Curl, who manages data infrastructure and analytics at Fivestars, said he sees "a lot of upside potential" for using Periscope's new capabilities to expand visual data discovery and analysis by end users. As a trial, he built a table that holds data on the use of the Fivestars program by ZIP code; business managers can drag and drop the different data elements they want to examine into a chart template.

That gives the end users more control over the analytics process than they get in a set of dashboards Curl's team built to track key business metrics and company initiatives. "It lets them look at what they want to look at when they want to look at it," without having to call the data analysts for help or deal with "a wall of text in SQL," he said.

Fivestars runs the Periscope Data platform on top of a repository from Treasure Data that pulls together data from 20 or so source systems for analysis. Curl is still assessing the new visual data analysis technology, but he expects to use it in real applications at the company, which is formally known as Five Stars Loyalty Inc. "The early signals are that people like it," he said.

Periscope Data CEO Harry Glaser said the new features are meant to give business users "a sort of mini-Tableau" to explore data sets curated for them by data management and analytics teams. From a competitive standpoint, he added, they're aimed at putting the San Francisco-based vendor on an equal footing for end-user analysis and visualization with Looker Data Sciences, its closest rival.

Screenshot of Periscope Data's visual data discovery tool
Business users can now drag and drop elements to create charts and other visualizations in Periscope Data's analytics platform.

Not just a job for data scientists

GoodData's Spectrum framework is similarly designed to enable users of its embedded BI software to do ad hoc visual data analysis and track key performance indicators (KPIs) in interactive dashboards.

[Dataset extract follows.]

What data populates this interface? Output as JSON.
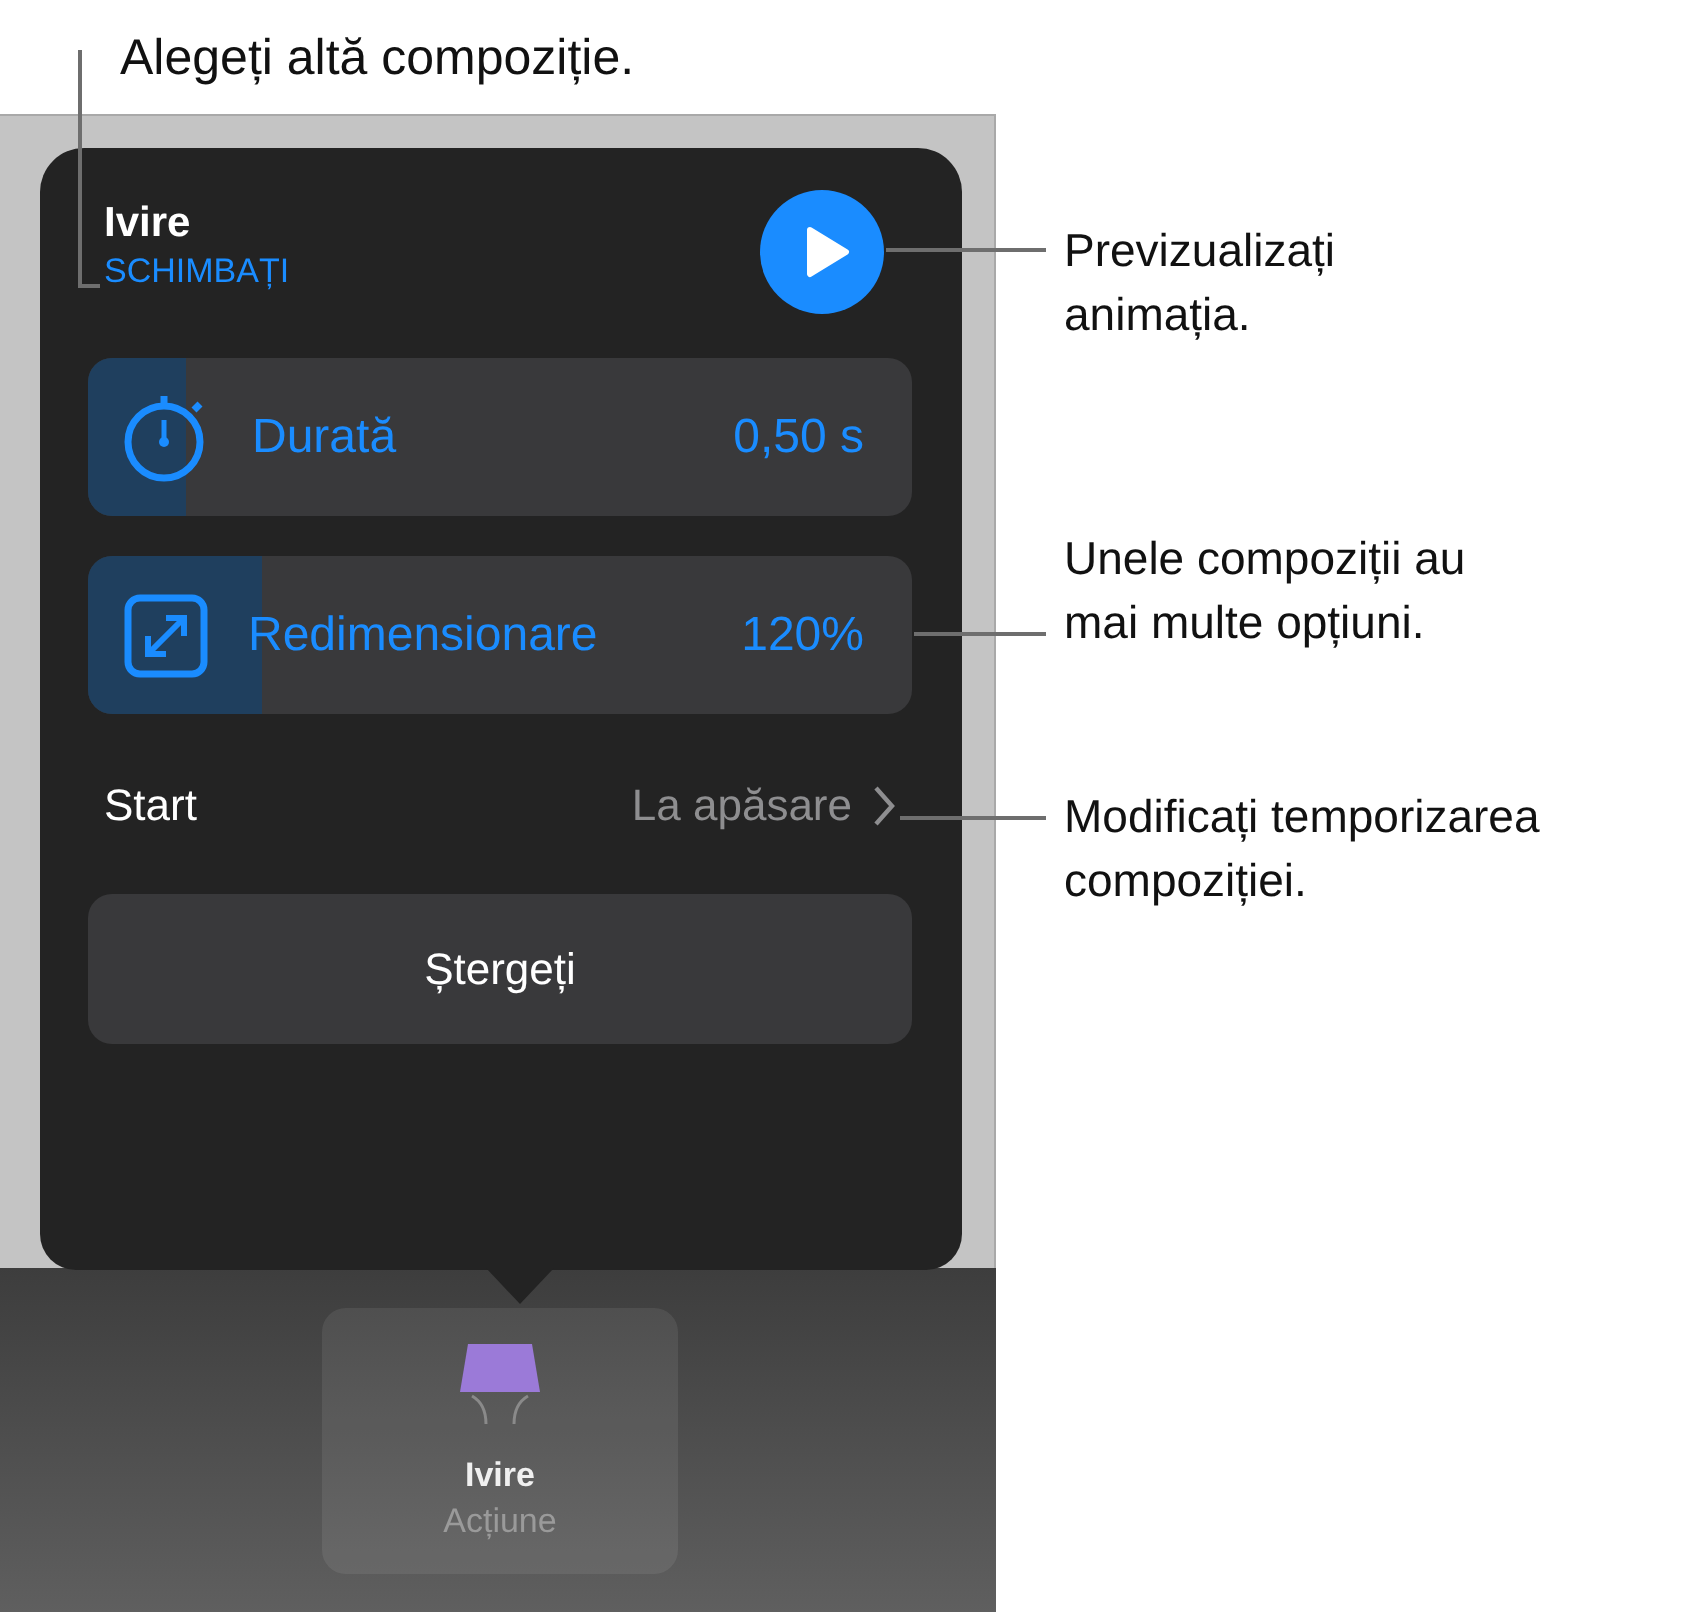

That's in addition to GoodData.UI, the new JavaScript library based on React, an open source library created by Facebook. It gives developers access to thousands of visual components that can be incorporated into applications; they can also use D3.js and other visual libraries to design custom visualizations.

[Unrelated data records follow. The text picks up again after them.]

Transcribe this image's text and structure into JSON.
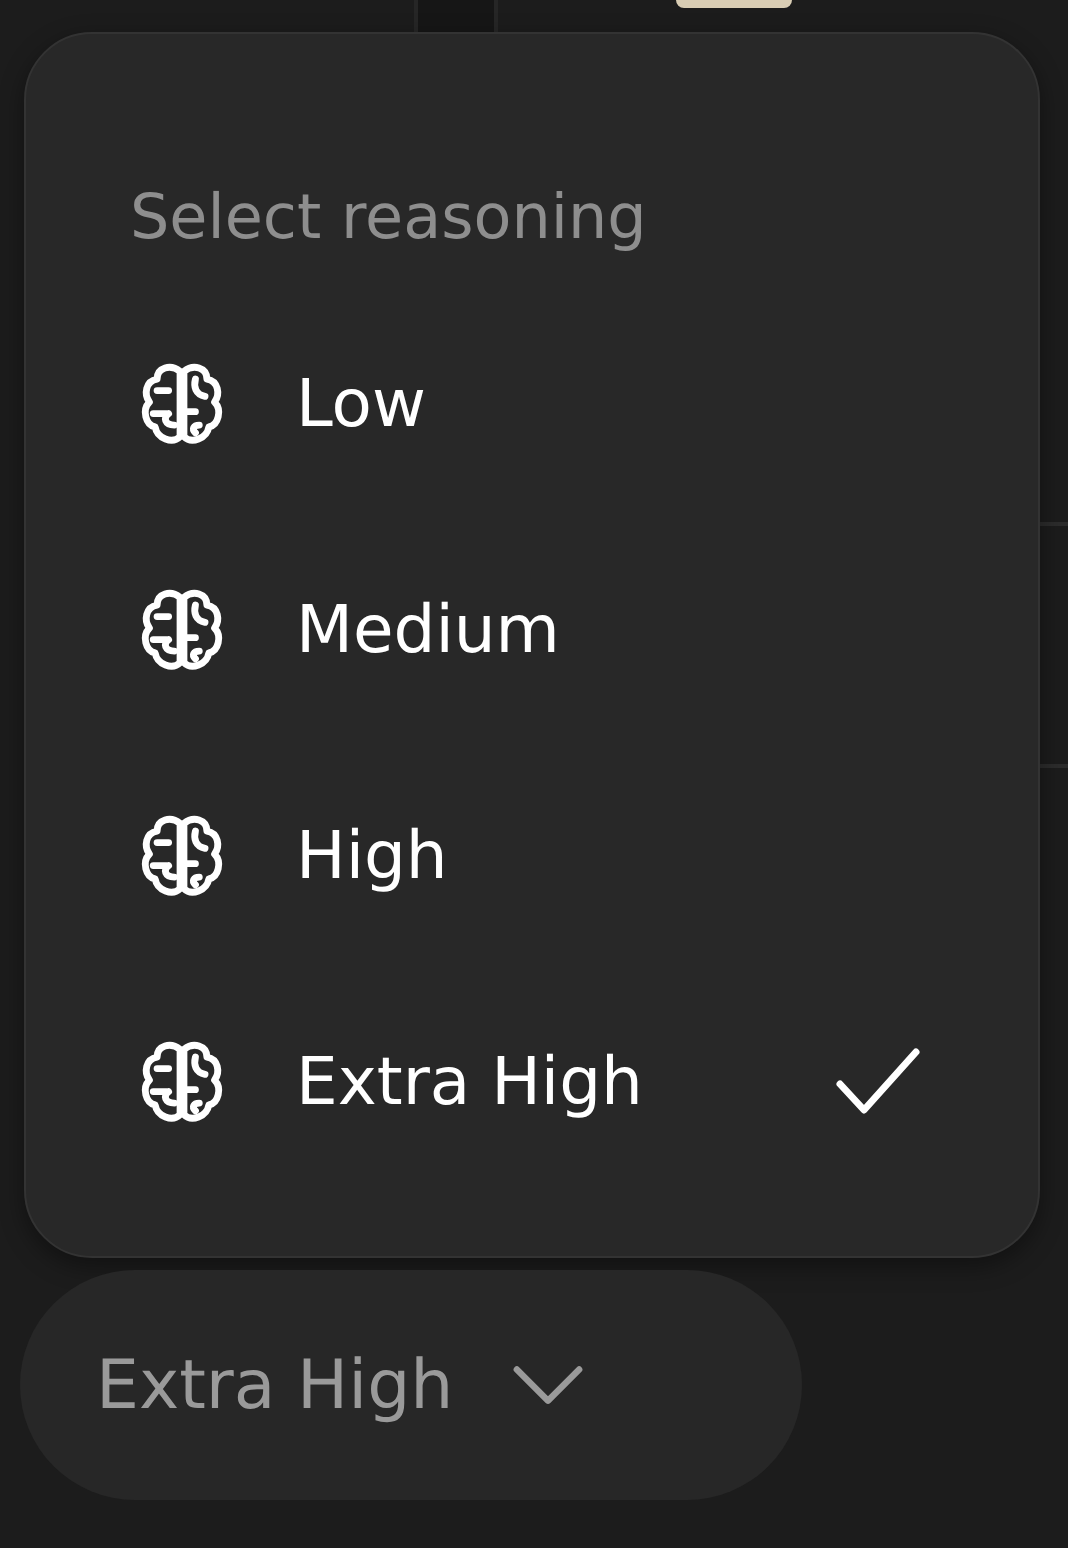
{
  "menu": {
    "title": "Select reasoning",
    "options": [
      {
        "label": "Low",
        "selected": false
      },
      {
        "label": "Medium",
        "selected": false
      },
      {
        "label": "High",
        "selected": false
      },
      {
        "label": "Extra High",
        "selected": true
      }
    ]
  },
  "button": {
    "label": "Extra High"
  }
}
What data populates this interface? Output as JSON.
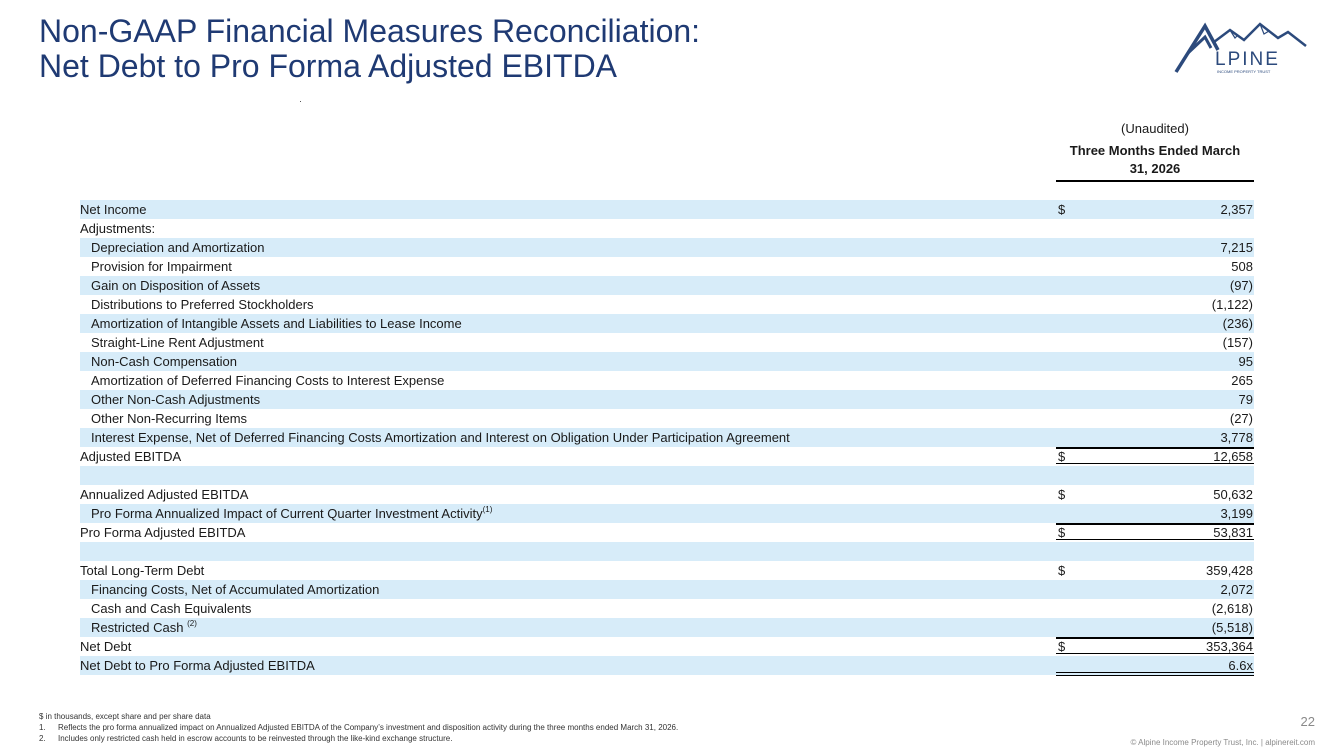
{
  "title": {
    "line1": "Non-GAAP Financial Measures Reconciliation:",
    "line2": "Net Debt to Pro Forma Adjusted EBITDA"
  },
  "logo": {
    "text": "LPINE",
    "subtext": "INCOME PROPERTY TRUST",
    "color": "#2c4a7c"
  },
  "columns": {
    "unaudited": "(Unaudited)",
    "period_line1": "Three Months Ended March",
    "period_line2": "31, 2026"
  },
  "rows": [
    {
      "label": "Net Income",
      "cur": "$",
      "value": "2,357"
    },
    {
      "label": "Adjustments:",
      "cur": "",
      "value": ""
    },
    {
      "label": "Depreciation and Amortization",
      "cur": "",
      "value": "7,215"
    },
    {
      "label": "Provision for Impairment",
      "cur": "",
      "value": "508"
    },
    {
      "label": "Gain on Disposition of Assets",
      "cur": "",
      "value": "(97)"
    },
    {
      "label": "Distributions to Preferred Stockholders",
      "cur": "",
      "value": "(1,122)"
    },
    {
      "label": "Amortization of Intangible Assets and Liabilities to Lease Income",
      "cur": "",
      "value": "(236)"
    },
    {
      "label": "Straight-Line Rent Adjustment",
      "cur": "",
      "value": "(157)"
    },
    {
      "label": "Non-Cash Compensation",
      "cur": "",
      "value": "95"
    },
    {
      "label": "Amortization of Deferred Financing Costs to Interest Expense",
      "cur": "",
      "value": "265"
    },
    {
      "label": "Other Non-Cash Adjustments",
      "cur": "",
      "value": "79"
    },
    {
      "label": "Other Non-Recurring Items",
      "cur": "",
      "value": "(27)"
    },
    {
      "label": "Interest Expense, Net of Deferred Financing Costs Amortization and Interest on Obligation Under Participation Agreement",
      "cur": "",
      "value": "3,778"
    },
    {
      "label": "Adjusted EBITDA",
      "cur": "$",
      "value": "12,658"
    },
    {
      "label": "",
      "cur": "",
      "value": ""
    },
    {
      "label": "Annualized Adjusted EBITDA",
      "cur": "$",
      "value": "50,632"
    },
    {
      "label": "Pro Forma Annualized Impact of Current Quarter Investment Activity",
      "sup": "(1)",
      "cur": "",
      "value": "3,199"
    },
    {
      "label": "Pro Forma Adjusted EBITDA",
      "cur": "$",
      "value": "53,831"
    },
    {
      "label": "",
      "cur": "",
      "value": ""
    },
    {
      "label": "Total Long-Term Debt",
      "cur": "$",
      "value": "359,428"
    },
    {
      "label": "Financing Costs, Net of Accumulated Amortization",
      "cur": "",
      "value": "2,072"
    },
    {
      "label": "Cash and Cash Equivalents",
      "cur": "",
      "value": "(2,618)"
    },
    {
      "label": "Restricted Cash",
      "sup": "(2)",
      "cur": "",
      "value": "(5,518)"
    },
    {
      "label": "Net Debt",
      "cur": "$",
      "value": "353,364"
    },
    {
      "label": "Net Debt to Pro Forma Adjusted EBITDA",
      "cur": "",
      "value": "6.6x"
    }
  ],
  "notes": {
    "intro": "$ in thousands, except share and per share data",
    "items": [
      {
        "num": "1.",
        "text": "Reflects the pro forma annualized impact on Annualized Adjusted EBITDA of the Company’s investment and disposition activity during the three months ended March 31, 2026."
      },
      {
        "num": "2.",
        "text": "Includes only restricted cash held in escrow accounts to be reinvested through the like-kind exchange structure."
      }
    ]
  },
  "page_number": "22",
  "footer": "© Alpine Income Property Trust, Inc.  |  alpinereit.com",
  "colors": {
    "title": "#1f3a73",
    "row_shade": "#d7ecf9",
    "footer": "#8a8a8a"
  }
}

GoodData, also based in San Francisco, hopes Spectrum's UI design features will grease the skids for broader use of its software by business managers and workers who aren't particularly data savvy. "Not everyone is cut out to be a data scientist, or even a citizen data scientist," CEO Roman Stanek said.

Those are precisely the kinds of users Zalando SE wants to reach with an analytics service that the Berlin-based online retailer is testing with about 185 product companies. Zalando, which sells shoes, clothing and beauty products in 15 European countries, has embedded GoodData's software into the Consumer Insights service's web portal to visualize data on sales and customer buying behavior for brand managers, marketers and other outside users.

Cody Alton, ZalandoCody Alton

Initially, the GoodData platform offered "a really quick way for us to visualize sort of standard information," said Cody Alton, product manager for the service. Zalando began using GoodData.UI as a beta tester early this year, and the JavaScript library makes it easier to visualize data in different ways, according to Alton. He said that's an important capability for his team, which is looking to make data visualizations "more playful and interactive" to better engage users of the service.

"We want to represent data in a way that isn't complicated and seems a little fun," Alton said. For example, that might mean "calling out one number they're interested in, instead of listing 150," he added. Doing so could also help Zalando justify the cost of the analytics service, which will be offered in two versions: a free one that tracks a few basic KPIs, and a paid one with a much broader set of metrics.